L Tatulian, P Delmas, F C Abogadie, D A Brown
, 21, 5535-45
Retigabine [D-23129; N-(2-amino-4-(4-fluorobenzylamino)-phenyl) carbamic acid ethyl ester] is a novel anticonvulsant compound that is now in clinical phase II development. It has previously been shown to enhance currents generated by KCNQ2/3 K(+) channels when expressed in Chinese hamster ovary (CHO) cells (Main et al., 2000; Wickenden et al., 2000). In the present study, we have compared the actions of retigabine on KCNQ2/3 currents with those on currents generated by other members of the KCNQ family (homomeric KCNQ1, KCNQ2, KCNQ3, and KCNQ4 channels) expressed in CHO cells and on the native M current in rat sympathetic neurons [thought to be generated by KCNQ2/3 channels (Wang et al., 1998)]. Retigabine produced a hyperpolarizing shift of the activation curves for KCNQ2/3, KCNQ2, KCNQ3, and KCNQ4 currents with differential potencies in the following order: KCNQ3 > KCNQ2/3 > KCNQ2 > KCNQ4, as measured either by the maximum hyperpolarizing shift in the activation curves or by the EC(50) values.

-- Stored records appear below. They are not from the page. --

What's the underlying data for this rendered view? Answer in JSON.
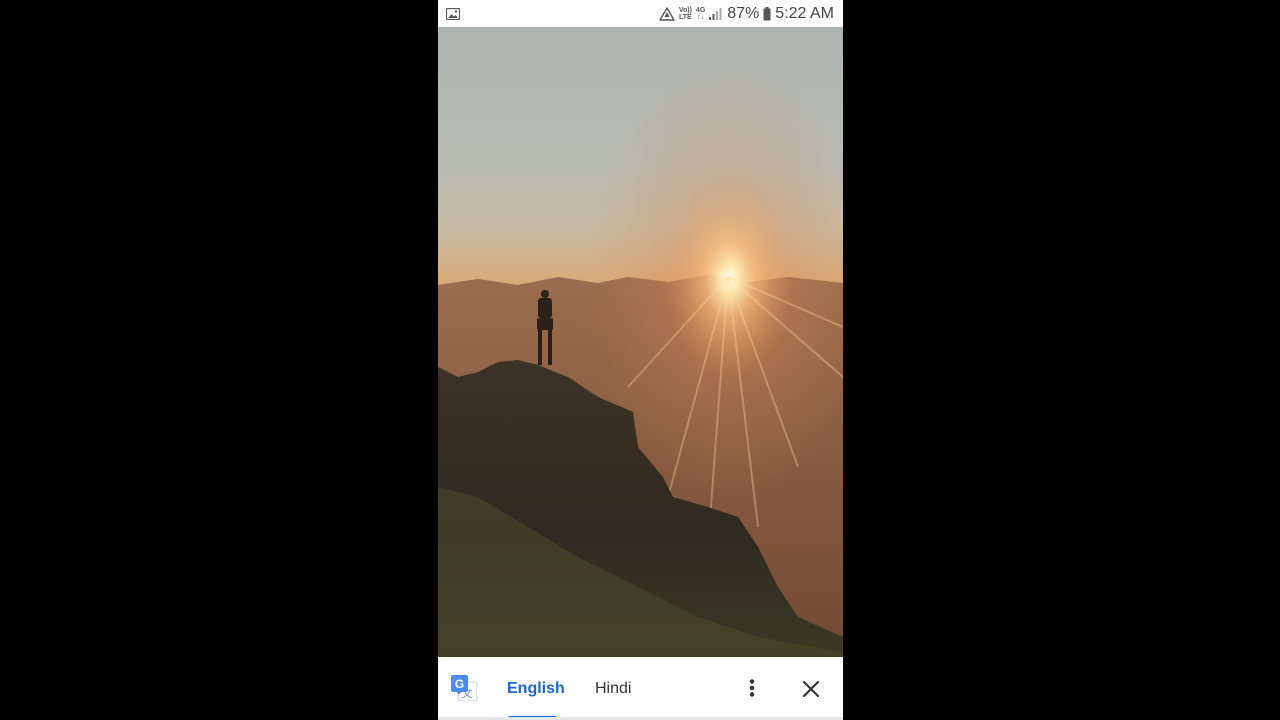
{
  "status_bar": {
    "volte_top": "Vo))",
    "volte_bottom": "LTE",
    "network_top": "4G",
    "network_bottom": "↑↓",
    "battery": "87%",
    "time": "5:22 AM",
    "icons": [
      "gallery-icon",
      "data-saver-icon",
      "volte-icon",
      "network-4g-icon",
      "signal-icon",
      "battery-icon"
    ]
  },
  "photo": {
    "subject": "hiker-on-cliff-at-sunrise"
  },
  "translate_bar": {
    "logo_icon": "google-translate-icon",
    "source_language": "English",
    "target_language": "Hindi",
    "accent": "#1a67d2",
    "more_icon": "more-vert-icon",
    "close_icon": "close-icon"
  }
}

In contrast, retigabine did not enhance cardiac KCNQ1 currents. Retigabine also produced a hyperpolarizing shift in the activation curve for native M channels in rat sympathetic neurons. The retigabine-induced current was inhibited by muscarinic receptor stimulation, with similar agonist potency but 25% reduced maximum effect. In unclamped neurons, retigabine produced a hyperpolarization and reduced the number of action potentials produced by depolarizing current injections, without change in action potential configuration.